12.16 Many of you may, as well, have experienced the fading of your certainty about this truth over time. It may have been your inability to convey this truth, another’s reaction to this truth, or simple doubt that arose within your thinking, but regardless of this fading of your certainty, you still carry within you the moment of realization—the moment in which the truth was known to you without doubt, known to you without uncertainty. And you may begin to realize that what has been said throughout this Course—that all doubt is doubt about yourself—is true. If another challenges you, or if your own thinking challenges you, doubt is quick to arise simply because you do not expect yourself to be certain of anything, and certainly do not expect yourself to be certain about the “right” or “true” course of action required in a situation, or of something that has not yet occurred but that you are given the certainty to know will occur. But once you have felt this certainty, you will never be so sure again that you cannot know the truth. Adding the phrase “beyond a shadow of a doubt” will be something you no longer need add to your knowing of the truth because you will realize its redundancy.

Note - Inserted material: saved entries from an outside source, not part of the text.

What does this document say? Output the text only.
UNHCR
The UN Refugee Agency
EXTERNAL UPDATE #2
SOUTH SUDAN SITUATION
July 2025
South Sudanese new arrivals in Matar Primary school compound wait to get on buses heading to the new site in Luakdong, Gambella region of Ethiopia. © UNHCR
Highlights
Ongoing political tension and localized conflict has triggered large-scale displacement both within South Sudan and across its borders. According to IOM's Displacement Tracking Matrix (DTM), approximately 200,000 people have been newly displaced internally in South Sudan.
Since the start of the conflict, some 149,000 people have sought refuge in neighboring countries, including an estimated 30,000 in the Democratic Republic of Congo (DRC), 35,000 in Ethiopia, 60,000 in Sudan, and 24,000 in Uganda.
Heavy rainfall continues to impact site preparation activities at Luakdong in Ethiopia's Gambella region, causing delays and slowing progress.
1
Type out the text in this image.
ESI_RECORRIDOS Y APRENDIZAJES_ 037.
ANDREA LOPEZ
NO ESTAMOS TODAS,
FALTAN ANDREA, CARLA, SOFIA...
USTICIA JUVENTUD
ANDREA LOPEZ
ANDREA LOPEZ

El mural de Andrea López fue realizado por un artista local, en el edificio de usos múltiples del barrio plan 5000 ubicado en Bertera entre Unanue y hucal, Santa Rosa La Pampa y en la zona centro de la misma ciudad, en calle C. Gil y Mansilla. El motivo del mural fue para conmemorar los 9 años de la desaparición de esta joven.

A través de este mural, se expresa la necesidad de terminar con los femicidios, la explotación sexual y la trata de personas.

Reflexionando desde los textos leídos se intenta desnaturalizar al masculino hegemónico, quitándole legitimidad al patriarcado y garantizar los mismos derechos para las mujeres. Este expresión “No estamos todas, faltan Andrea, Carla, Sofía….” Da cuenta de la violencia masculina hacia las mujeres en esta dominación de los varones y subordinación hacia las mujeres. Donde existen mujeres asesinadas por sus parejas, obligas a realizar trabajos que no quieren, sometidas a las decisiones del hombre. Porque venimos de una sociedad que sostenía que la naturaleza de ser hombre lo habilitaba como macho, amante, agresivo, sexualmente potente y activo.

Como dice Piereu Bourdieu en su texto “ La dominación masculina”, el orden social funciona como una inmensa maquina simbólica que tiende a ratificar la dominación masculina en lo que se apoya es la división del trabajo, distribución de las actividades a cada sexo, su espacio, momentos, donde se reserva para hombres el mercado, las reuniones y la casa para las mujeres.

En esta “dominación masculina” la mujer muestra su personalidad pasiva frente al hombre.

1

12.17 To know is to know. To know is to be certain. This may seem crazy or impossible, and in your realization that it seems crazy or impossible to you, you may become more aware than ever before that what I have said about your way of thinking being insane is true. You think it is perfectly sane to go through life without knowing anything “beyond a shadow of a doubt,” without knowing anything with certainty, when the reverse is what is true. It is sane to know the truth. It is insane not to know the truth.

12.18 Some of you will have credited your personal or individual self with the “figuring out” of this truth. Others of you will have recognized the “voice” of authority with which this truth came to you as something other than your usual thoughts, other than your usual “self.” Either way, however, you know that your Self was involved, somehow, in this coming to know of the truth, even if this coming to know of the truth wasn’t quite “of” the “you” of the personal self.

12.19 The thoughts that come to you from unity can thus be seen as both your own thoughts and thoughts that arise from union. Union is not other than you, as I am not other than you. Union includes you, just as the All of Everything, the whole of wholeness, the one of oneness, includes you. We are, in unity, one body. We are, in Christ-consciousness, one Christ. We are, in wholeheartedness, one heart and one mind.